Une étrange conjonction de facteurs a marqué d’une pierre blanche cette année 1967 dans l’histoire de la musique, principalement entre les Etats-Unis et l’Angleterre. Alors que la France écoute Claude François (Comme d’habitude), Brigitte Bardot (Harley Davidson), Gilbert Bécaud (L’important, c’est la rose) ou Michel Sardou (Les Ricains), la révolution est en marche dans le monde anglo-saxon.

En janvier, The Doors publient son premier album et invitent le public à ouvrir ses «portes de la perception vers l’infini» et à passer «de l’autre côté» – Break on through (to the other side) – grâce à l’usage de psychotropes. Sur le plateau du Ed Sullivan Show, Jim Morrison chante à la face de l’Amérique un «girl, we couldn’t get much higher (Chérie, nous ne pouvions mieux nous envoyer en l’air)» qui lui vaut un bannissement à vie de la chaîne. Mais le mal – le bien? – est fait. De provocations transgressives en prestations obscènes, le poète au charisme de chaman séduit la jeunesse et hisse Light my fire en tête des ventes de disques.

Car le business n’est pas en reste en 1967. Pour la première fois, la maison de disques Elektra affiche ses poulains dans une pub gigantesque sur Sunset Strip, à Los Angeles. The Doors tournent même un film promotionnel, ancêtre du vidéo clip.

Lire le RePlay de l’album The Doors

Bande-son des «acid tests»
Le LSD ne fait pas que des adeptes sur Venice Beach. A San Francisco, le romancier Ken Kesey et ses Merry Pranksters («Joyeux drilles» en argot) enrôlent le Grateful Dead pour jouer la bande-son de leurs acid tests, ces réunions durant lesquelles ils font découvrir au public les effets du LSD. Depuis quelques mois, la baie plane en effet sur les sonorités d’une vague psychédélique, à commencer par le fameux White rabbit de Jefferson Airplane, hymne à peine déguisé à l’hallucinogène et référence directe à Alice au pays des merveilles de Lewis Carroll.
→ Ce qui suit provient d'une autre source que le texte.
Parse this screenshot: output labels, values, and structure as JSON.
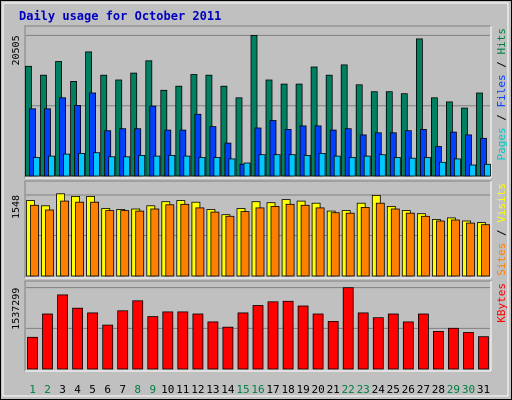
{
  "chart_data": {
    "type": "bar",
    "title": "Daily usage for October 2011",
    "categories": [
      "1",
      "2",
      "3",
      "4",
      "5",
      "6",
      "7",
      "8",
      "9",
      "10",
      "11",
      "12",
      "13",
      "14",
      "15",
      "16",
      "17",
      "18",
      "19",
      "20",
      "21",
      "22",
      "23",
      "24",
      "25",
      "26",
      "27",
      "28",
      "29",
      "30",
      "31"
    ],
    "weekend_days": [
      "1",
      "2",
      "8",
      "9",
      "15",
      "16",
      "22",
      "23",
      "29",
      "30"
    ],
    "panels": [
      {
        "id": "hits-files-pages",
        "max_label": "20505",
        "ymax": 21000,
        "label_parts": [
          "Pages",
          "Files",
          "Hits"
        ],
        "label_colors": [
          "#00c8c8",
          "#0040ff",
          "#008040"
        ],
        "series": [
          {
            "name": "Hits",
            "color": "#008060",
            "values": [
              16000,
              14700,
              16700,
              13800,
              18100,
              14700,
              14000,
              15000,
              16800,
              12500,
              13100,
              14800,
              14700,
              13100,
              11400,
              20500,
              14000,
              13400,
              13400,
              15900,
              14700,
              16200,
              13300,
              12300,
              12300,
              12000,
              20000,
              11400,
              10800,
              9900,
              12100
            ]
          },
          {
            "name": "Files",
            "color": "#0040ff",
            "values": [
              9800,
              9800,
              11400,
              10300,
              12100,
              6600,
              6900,
              6900,
              10200,
              6700,
              6700,
              9000,
              7200,
              4800,
              1700,
              7000,
              8100,
              6800,
              7300,
              7300,
              6700,
              6900,
              6000,
              6300,
              6300,
              6600,
              6800,
              4300,
              6400,
              6000,
              5500
            ]
          },
          {
            "name": "Pages",
            "color": "#00c8ff",
            "values": [
              2700,
              2900,
              3200,
              3300,
              3400,
              2800,
              2800,
              3000,
              2900,
              3000,
              2900,
              2700,
              2700,
              2500,
              1900,
              3100,
              3100,
              3100,
              3000,
              3300,
              2900,
              2700,
              2900,
              3100,
              2700,
              2600,
              2700,
              2000,
              2500,
              1600,
              1700
            ]
          }
        ]
      },
      {
        "id": "visits-sites",
        "max_label": "1548",
        "ymax": 1700,
        "label_parts": [
          "Sites",
          "Visits"
        ],
        "label_colors": [
          "#ff8000",
          "#ffff00"
        ],
        "series": [
          {
            "name": "Visits",
            "color": "#ffff00",
            "values": [
              1440,
              1340,
              1570,
              1520,
              1520,
              1290,
              1270,
              1280,
              1340,
              1420,
              1440,
              1410,
              1270,
              1170,
              1290,
              1420,
              1400,
              1460,
              1430,
              1390,
              1240,
              1250,
              1390,
              1540,
              1330,
              1250,
              1190,
              1080,
              1110,
              1050,
              1020
            ]
          },
          {
            "name": "Sites",
            "color": "#ff8000",
            "values": [
              1350,
              1260,
              1430,
              1410,
              1410,
              1250,
              1250,
              1240,
              1280,
              1360,
              1370,
              1300,
              1220,
              1140,
              1230,
              1300,
              1330,
              1370,
              1350,
              1300,
              1210,
              1200,
              1310,
              1390,
              1280,
              1200,
              1140,
              1050,
              1070,
              1010,
              980
            ]
          }
        ]
      },
      {
        "id": "kbytes",
        "max_label": "1537299",
        "ymax": 1550000,
        "label_parts": [
          "KBytes"
        ],
        "label_colors": [
          "#ff0000"
        ],
        "series": [
          {
            "name": "KBytes",
            "color": "#ff0000",
            "values": [
              600000,
              1040000,
              1400000,
              1150000,
              1060000,
              830000,
              1100000,
              1290000,
              990000,
              1080000,
              1080000,
              1040000,
              890000,
              790000,
              1060000,
              1200000,
              1270000,
              1280000,
              1190000,
              1040000,
              900000,
              1537299,
              1060000,
              970000,
              1040000,
              890000,
              1040000,
              710000,
              770000,
              690000,
              610000
            ]
          }
        ]
      }
    ]
  }
}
Le LSD est également omniprésent tout au long des 129 jours d’enregistrement de Sgt. Pepper’s Lonely Hearts Club Band. Lassés de «faire de la musique gentillette pour des gens gentillets» (dixit John Lennon), The Beatles expérimentent aussi bien la drogue à la mode dans le Swinging London que les nouvelles techniques de prises de son. Dans les studios d’Abbey Road, les Fab Four signent le disque le plus emblématique des sixties. Si pertinent que, trois jours après sa sortie, un jeune guitariste du nom de Jimi Hendrix démarre son concert au Saville Theater avec Sgt. Pepper’s, devant un public médusé. Présent dans la salle avec George Harrison, Paul McCartney dit y avoir vécu le plus bel hommage de sa carrière. Surtout, il fait en sorte qu’Hendrix joue au Monterey Pop Festival deux semaines plus tard.
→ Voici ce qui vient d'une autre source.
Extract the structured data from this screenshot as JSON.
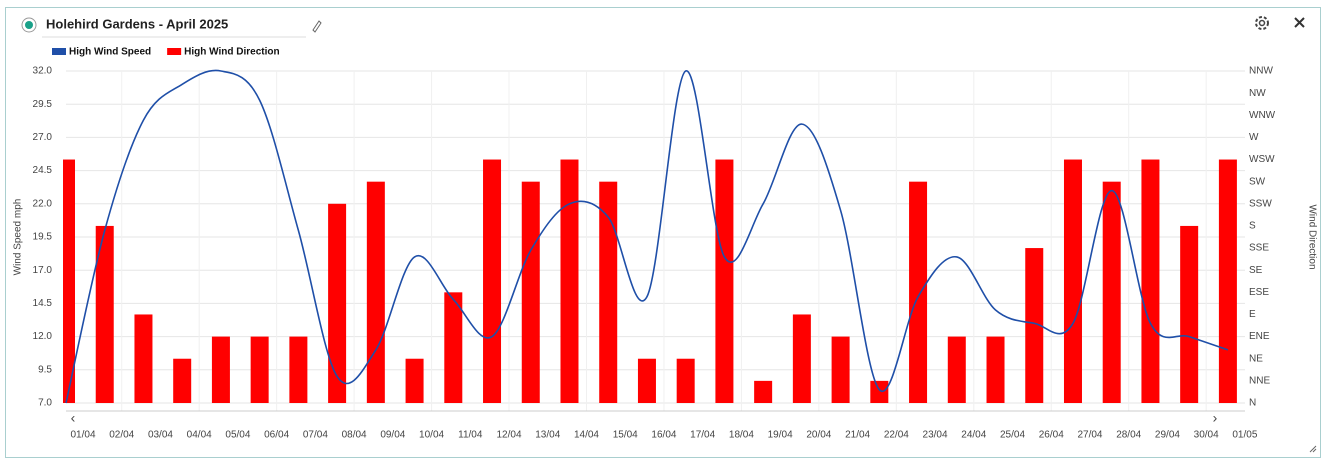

Le plus célèbre autodafé Un mois après la sortie d’Are you experienced?, Hendrix immole sur scène sa Stratocaster dans l’autodafé le plus célèbre de l’histoire du rock. Abasourdi, le public est partagé entre extase et consternation. Un mois plus tard, un autre festival connaît sa première édition, autour de la piscine d’un casino et de Claude Nobs: le Montreux Jazz Festival est en marche.

Dix ans après Sur la route de Jack Kerouac, la contre-culture américaine éclate au grand jour. La contestation de la guerre du Vietnam, l’aspiration à la liberté, l’émancipation sexuelle, la critique d’un certain American way of life atteignent leur paroxysme.

Le 25 juin 1967, les Beatles chantent en direct All you need is love lors de la première émission télé en mondovision. Quelques semaines plus tard, le quartier d’Haight-Ashbury, à San Francisco, se transforme en cour des miracles pour les hippies et devient l’épicentre de l’Eté de l’amour. Drogues, sexe, amour et utopie deviennent les mots clés d’une génération qui a la volonté de changer le monde.

Tandis qu’Aretha Franklin décroche un hit avec Respect, qui met en avant sa fierté raciale et son féminisme – choses impensables quelques années auparavant – un vent noir souffle du côté de New York. Sous l’aile d’Andy Warhol, The Velvet Underground & Nico carburent à Heroin et aux idées malsaines. Lunettes sombres et teint blafard, Lou Reed et ses comparses sentent avant tout le monde le déclin et chantent la déchéance humaine avec génie. Toujours à New York, un poète et romancier canadien hante le Chelsea Hotel et signe son premier classique, hors du temps et donc indémodable: Leonard Cohen entre dans la légende.